The past animosity between the West and the Soviet Union has continued into the 21st century, albeit with some dilution against Russia. For reasons that have to do with the fears of the Baltic republics, Ukraine, Poland and Russian intervention in Syria, the US and west European countries have exaggerated the dangers stemming from Russia. Western concerns did sound somewhat legitimate following the 2014 Russian occupation of Crimea in Ukraine. However, the West needs to understand that Russia too is nervous about the European Union’s expansion towards the East to include former Warsaw Pact countries. The Economist’s November 13 issue carries an article titled “Vladimir Putin — Russia’s new era of oppression —It will lead to confrontation with the West”. The Economist is typical of Western publications in justifiably condemning Mr Putin’s violations of human rights within Russia, such as the targeting of Alexei Navalny. Russia’s military technology prowess is cited too, which is evident from the fact that India and China have recently bought the S-400 missile defence system from that country. However, Russia’s enormous economic potential gets limited coverage in the English media since its trade and investment interactions with the rest of the world have remained mostly that of a significant source of oil, gas and minerals.
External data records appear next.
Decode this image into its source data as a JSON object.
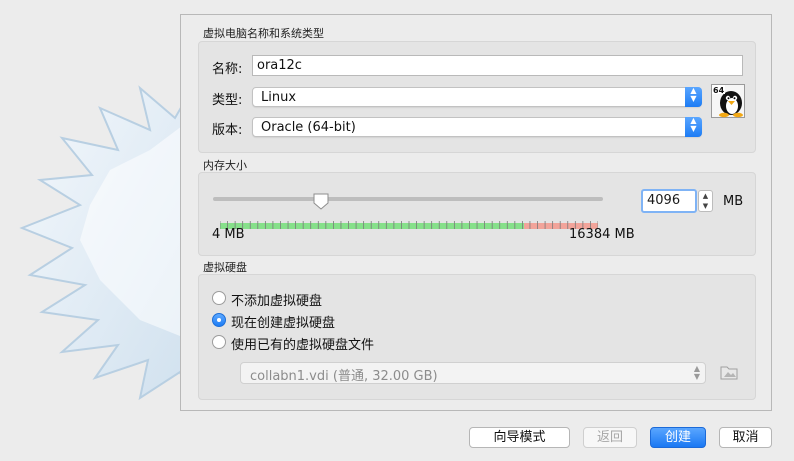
{
  "sections": {
    "name_os": {
      "title": "虚拟电脑名称和系统类型",
      "name_label": "名称:",
      "name_value": "ora12c",
      "type_label": "类型:",
      "type_value": "Linux",
      "version_label": "版本:",
      "version_value": "Oracle (64-bit)",
      "os_badge": "64"
    },
    "memory": {
      "title": "内存大小",
      "value": "4096",
      "unit": "MB",
      "min_label": "4 MB",
      "max_label": "16384 MB",
      "min_mb": 4,
      "max_mb": 16384
    },
    "disk": {
      "title": "虚拟硬盘",
      "options": [
        "不添加虚拟硬盘",
        "现在创建虚拟硬盘",
        "使用已有的虚拟硬盘文件"
      ],
      "selected_index": 1,
      "existing_file": "collabn1.vdi (普通, 32.00 GB)"
    }
  },
  "buttons": {
    "guided": "向导模式",
    "back": "返回",
    "create": "创建",
    "cancel": "取消"
  },
  "colors": {
    "accent": "#1c7cf5",
    "scale_green": "#86e08a",
    "scale_red": "#f2a49a"
  },
  "icons": {
    "os": "linux-tux-icon",
    "folder": "folder-icon",
    "background": "virtualbox-star-logo"
  }
}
By contrast, the West has a tendency to overlook China’s oppression of millions of people living within its own borders, for example the Uighurs and Tibetans. Obviously, this difference in the West’s posture towards China and Russia is because Western real and financial sector companies continue to profit enormously by having invested in mega-scale production of goods and services in China. This makes economic sense because China has the largest adequately trained workforce in the world at wage levels which are way below those of developed economies and Russia too. This wage-cost advantage enables China to be a huge exporter of a range of engineering products. China’s international clout is also due to its huge investments around the world and because it is currently the highest importer of commodities such as coal, iron-ore, oil and agricultural products.
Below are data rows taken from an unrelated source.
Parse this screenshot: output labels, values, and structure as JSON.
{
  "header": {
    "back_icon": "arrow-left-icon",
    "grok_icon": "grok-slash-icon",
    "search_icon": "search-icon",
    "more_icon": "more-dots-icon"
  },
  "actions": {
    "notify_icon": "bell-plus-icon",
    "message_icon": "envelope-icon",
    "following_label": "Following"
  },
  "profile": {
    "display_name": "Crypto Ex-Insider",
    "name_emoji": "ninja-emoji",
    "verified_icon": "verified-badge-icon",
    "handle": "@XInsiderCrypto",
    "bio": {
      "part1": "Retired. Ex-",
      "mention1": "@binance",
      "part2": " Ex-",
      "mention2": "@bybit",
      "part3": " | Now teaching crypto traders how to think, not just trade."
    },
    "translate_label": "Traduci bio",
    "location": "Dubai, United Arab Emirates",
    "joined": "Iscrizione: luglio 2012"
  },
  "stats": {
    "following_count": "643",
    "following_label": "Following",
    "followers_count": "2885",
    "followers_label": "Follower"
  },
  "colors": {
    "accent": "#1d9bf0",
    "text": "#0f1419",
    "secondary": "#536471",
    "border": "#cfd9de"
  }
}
Any country’s revenue collections and hence capacity to invest and grow is primarily determined by the size of that country’s economy and its composition. In this context, the table provides a listing of the gross domestic product per capita from 1990 till 2020 and projections for 2025 for China, India, the US and some of India’s neighbours, Bangladesh, Pakistan, Nepal and Myanmar.
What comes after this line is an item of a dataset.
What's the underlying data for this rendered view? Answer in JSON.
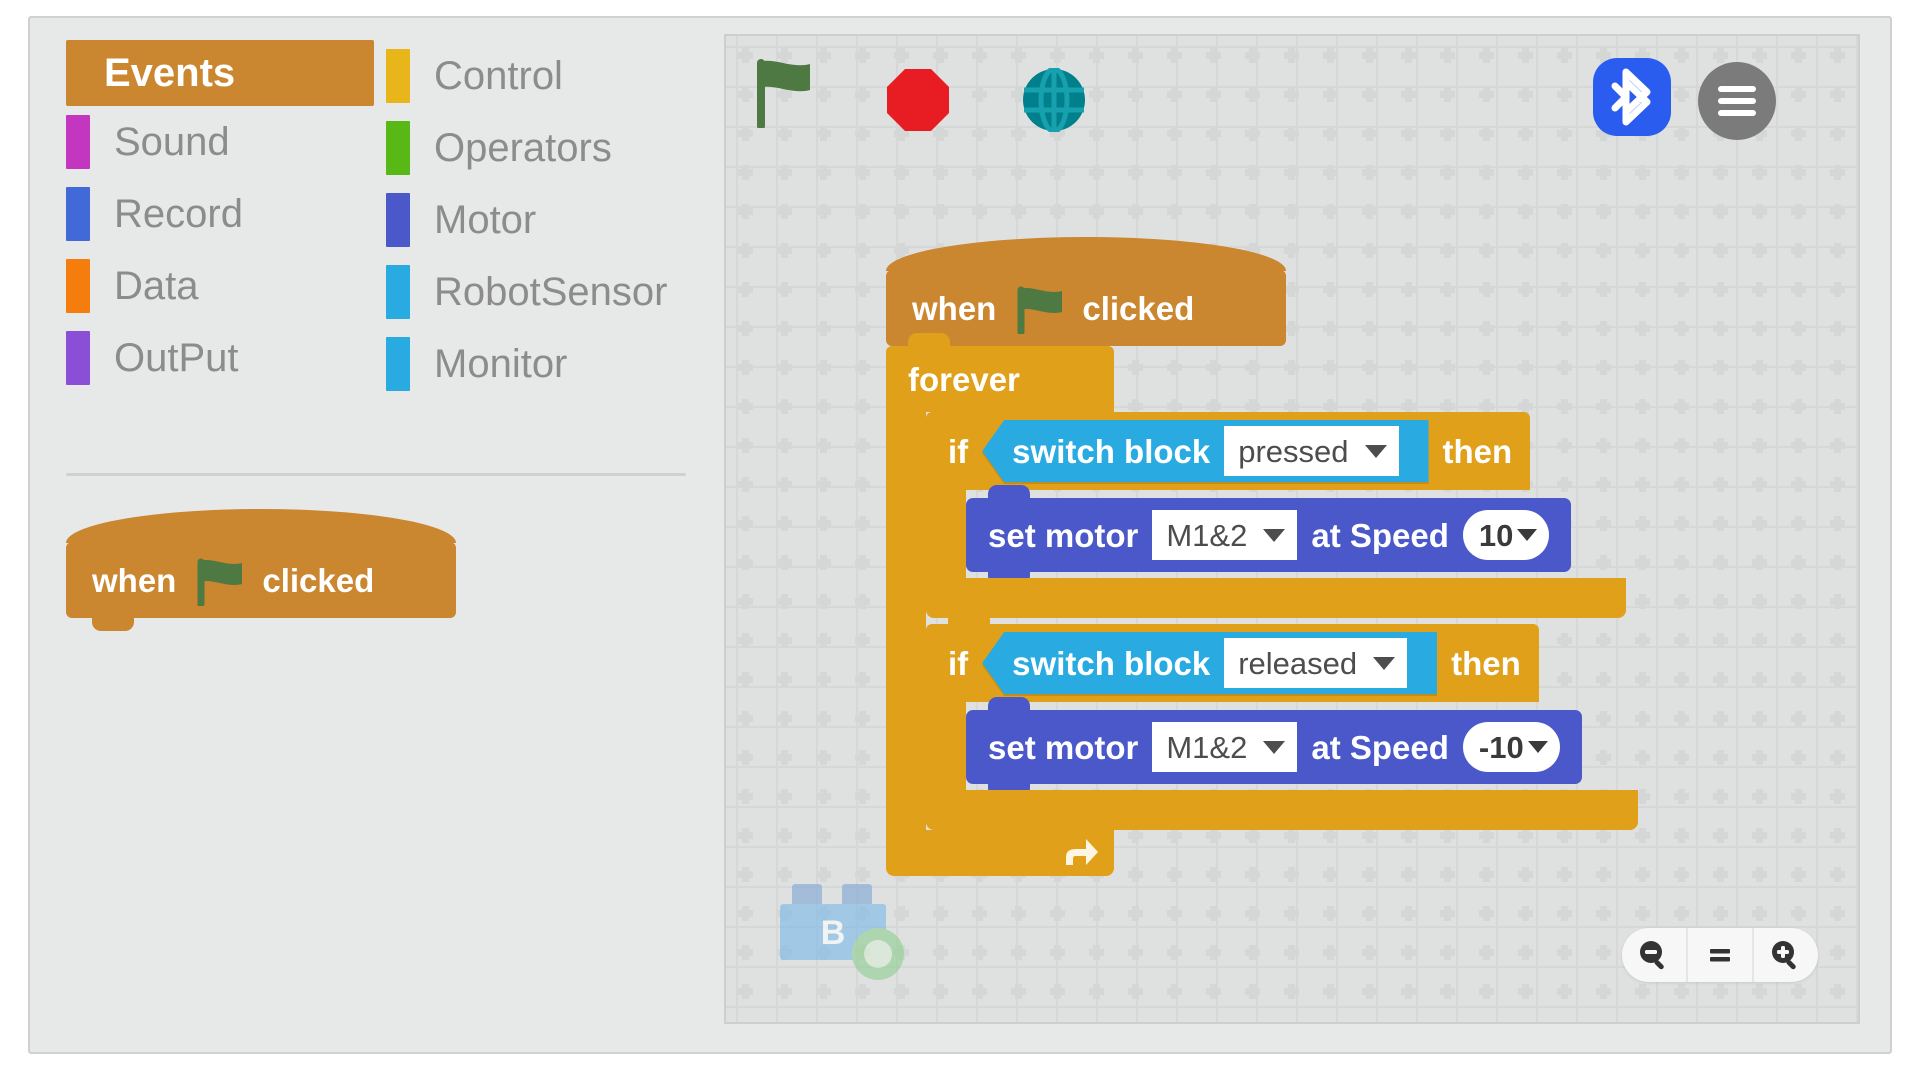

From 2010 to 2020, China’s per capita income rose from 16.2 to 27 per cent to that of the US. Since the time of the Soviet Union’s break-up in 1990-91, Russia’s per capita had decreased from 53.1 to 44.3 per cent that of the US by 2020. Yet, even in 2020, China’s per capita income is only 61 per cent that of Russia. Simple per capita comparisons need to be complemented by several other indicators such as integration with inter-country value chains and technological tie-ups with global corporations. Effectively, the sophistication and international competitiveness of domestically produced goods, military equipment and services provide a measure of a nation’s economic well-being, and concomitantly foreign policy options. In addition to China’s higher per capita income, it has left India far behind in technological achievements.
Economic and military strength combined with internal factors have led to an increasingly belligerent China. Consequently, the insidious menace to democracies, and particularly in Asia, is from China. Given Russia’s dependence on China as a voracious consumer of its fossil fuel exports, it is surprising that the West keeps pushing Russia towards China. The 19th century Russian playwright and short story writer Anton Chekhov is believed to have remarked, “Any idiot can face a crisis – it’s day to day living that wears you out”. It is similar for foreign policy issues. After the Chinese intruded into Indian territory in 2020, the Indian armed forces rose heroically to the challenge. However, it was anticipatory intelligence-foreign policy analysis and corresponding military preparedness that was lacking. Former foreign secretary A P Venkateswaran is rumoured to have remarked when the then prime minister Rajiv Gandhi had asked the MEA to do more to bolster India’s image that “the image cannot be brighter than the original”. In a similar vein, the bottom line about Indian strategic thinking is that howsoever well-conceived it cannot make up for the country’s systemic economic-technological deficiencies and societal schisms.